Why Cell Sorting Increases VAFs compared to what it would be in a Bulk Tissue Sample
Increase Sensitivity
- The increased purity of cell populations obtained through FACS can lead to higher quality DNA for sequencing. This results in better coverage and depth in genomic analyses, allowing for the detection of variants at lower frequencies that might not be detectable in bulk tissue samples due to the mixture of cell types and the corresponding genomic material.
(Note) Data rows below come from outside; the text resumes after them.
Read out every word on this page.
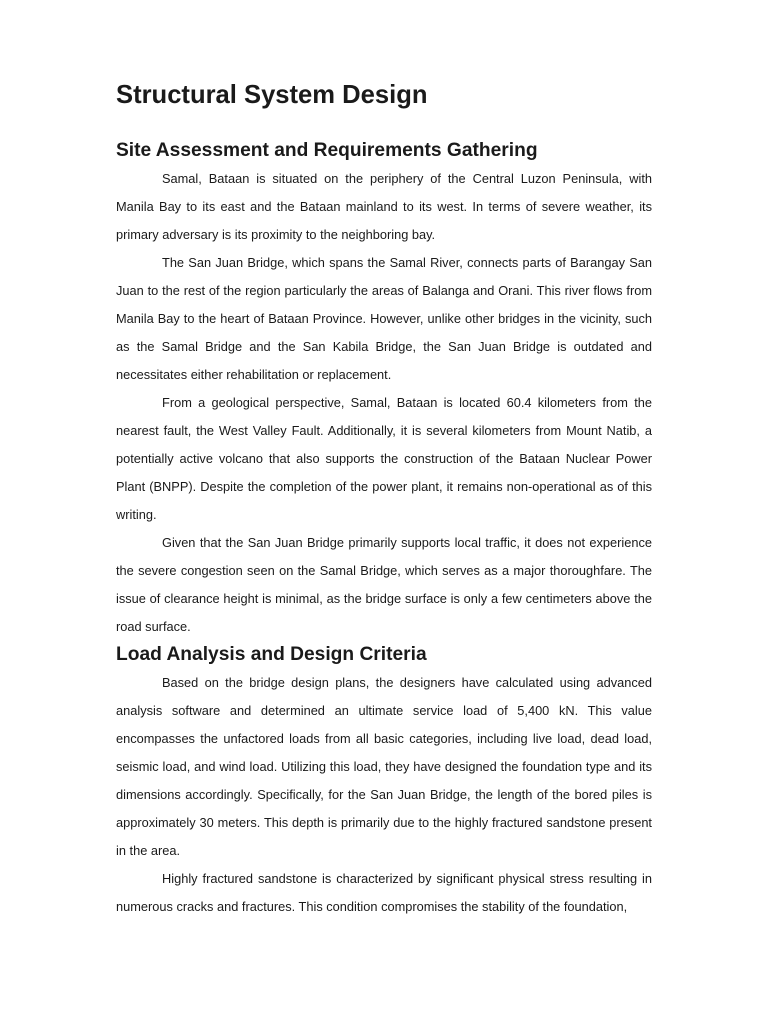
Structural System Design
Site Assessment and Requirements Gathering

Samal, Bataan is situated on the periphery of the Central Luzon Peninsula, with Manila Bay to its east and the Bataan mainland to its west. In terms of severe weather, its primary adversary is its proximity to the neighboring bay.

The San Juan Bridge, which spans the Samal River, connects parts of Barangay San Juan to the rest of the region particularly the areas of Balanga and Orani. This river flows from Manila Bay to the heart of Bataan Province. However, unlike other bridges in the vicinity, such as the Samal Bridge and the San Kabila Bridge, the San Juan Bridge is outdated and necessitates either rehabilitation or replacement.

From a geological perspective, Samal, Bataan is located 60.4 kilometers from the nearest fault, the West Valley Fault. Additionally, it is several kilometers from Mount Natib, a potentially active volcano that also supports the construction of the Bataan Nuclear Power Plant (BNPP). Despite the completion of the power plant, it remains non-operational as of this writing.

Given that the San Juan Bridge primarily supports local traffic, it does not experience the severe congestion seen on the Samal Bridge, which serves as a major thoroughfare. The issue of clearance height is minimal, as the bridge surface is only a few centimeters above the road surface.

Load Analysis and Design Criteria

Based on the bridge design plans, the designers have calculated using advanced analysis software and determined an ultimate service load of 5,400 kN. This value encompasses the unfactored loads from all basic categories, including live load, dead load, seismic load, and wind load. Utilizing this load, they have designed the foundation type and its dimensions accordingly. Specifically, for the San Juan Bridge, the length of the bored piles is approximately 30 meters. This depth is primarily due to the highly fractured sandstone present in the area.

Highly fractured sandstone is characterized by significant physical stress resulting in numerous cracks and fractures. This condition compromises the stability of the foundation,
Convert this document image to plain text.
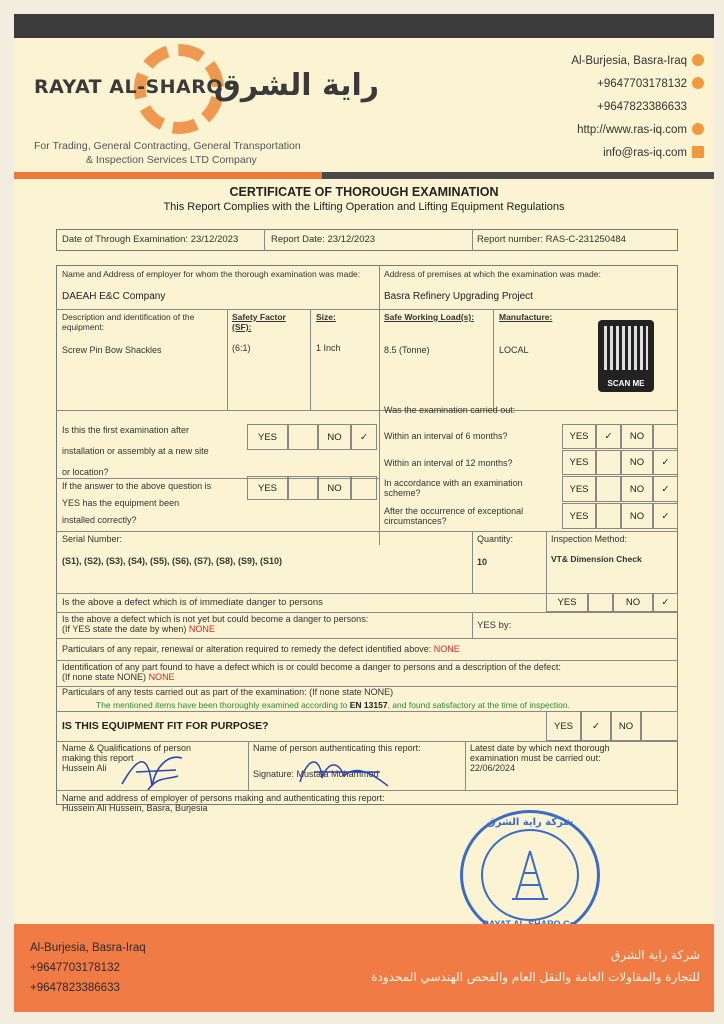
RAYAT AL-SHARQ
راية الشرق
For Trading, General Contracting, General Transportation
& Inspection Services LTD Company
Al-Burjesia, Basra-Iraq
+9647703178132
+9647823386633
http://www.ras-iq.com
info@ras-iq.com
CERTIFICATE OF THOROUGH EXAMINATION
This Report Complies with the Lifting Operation and Lifting Equipment Regulations
Date of Through Examination: 23/12/2023	Report Date: 23/12/2023	Report number: RAS-C-231250484
Name and Address of employer for whom the thorough examination was made:
DAEAH E&C Company
Address of premises at which the examination was made:
Basra Refinery Upgrading Project
Description and identification of the equipment:
Screw Pin Bow Shackles
Safety Factor (SF):
(6:1)
Size:
1 Inch
Safe Working Load(s):
8.5 (Tonne)
Manufacture:
LOCAL
SCAN ME
Is this the first examination after
installation or assembly at a new site
or location?
YES	NO	✓
If the answer to the above question is
YES has the equipment been
installed correctly?
YES	NO
Was the examination carried out:
Within an interval of 6 months?	YES	✓	NO
Within an interval of 12 months?	YES	NO	✓
In accordance with an examination
scheme?	YES	NO	✓
After the occurrence of exceptional
circumstances?	YES	NO	✓
Serial Number:
(S1), (S2), (S3), (S4), (S5), (S6), (S7), (S8), (S9), (S10)
Quantity:
10
Inspection Method:
VT& Dimension Check
Is the above a defect which is of immediate danger to persons	YES	NO	✓
Is the above a defect which is not yet but could become a danger to persons:
(If YES state the date by when) NONE	YES by:
Particulars of any repair, renewal or alteration required to remedy the defect identified above: NONE
Identification of any part found to have a defect which is or could become a danger to persons and a description of the defect:
(If none state NONE) NONE
Particulars of any tests carried out as part of the examination: (If none state NONE)
The mentioned items have been thoroughly examined according to EN 13157, and found satisfactory at the time of inspection.
IS THIS EQUIPMENT FIT FOR PURPOSE?	YES	✓	NO
Name & Qualifications of person
making this report
Hussein Ali
Name of person authenticating this report:
Signature: Mustafa Mohammed
Latest date by which next thorough
examination must be carried out:
22/06/2024
Name and address of employer of persons making and authenticating this report:
Hussein Ali Hussein, Basra, Burjesia
شركة راية الشرق
Al-Burjesia, Basra-Iraq
+9647703178132
+9647823386633
شركة راية الشرق
للتجارة والمقاولات العامة والنقل العام والفحص الهندسي المحدودة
Targeted Analysis of Specific Cell Types
- Certain variants might be specific to particular cell types within a tissue. FACS allows for the isolation of these specific cell types for targeted analysis, which can reveal higher frequencies of specific variants that are relevant to the biology of the cell type of interest but would be diluted in the context of the whole tissue.
Purity of Cell Populations
- FACS can isolate cells with high purity based on specific markers or characteristics. In a bulk tissue sample, the presence of various cell types can dilute the signal of the cells carrying the variant of interest, leading to a lower apparent variant allele frequency. By sorting and isolating cells of interest (e.g., tumor cells from a mixed tumor sample), the proportion of cells carrying specific mutations is increased, thus raising the observed variant allele frequency.
Reduction in Background Noise
- Sorting cells can significantly reduce the background noise from non-target cells, dead cells, or debris. This enhanced purity allows for more sensitive detection of low-frequency alleles and mutations that might be missed or underrepresented in the noise of bulk tissue samples.
Clonal Expansion
- Tissues can contain subpopulations of cells with different genetic profiles. Some mutations might confer a selective advantage to cells, leading to clonal expansion. In a bulk analysis, the contribution of these clones to the overall mutation burden might be underestimated if they are in a minority. Sorting cells can help to isolate these clones and accurately measure their mutation burden.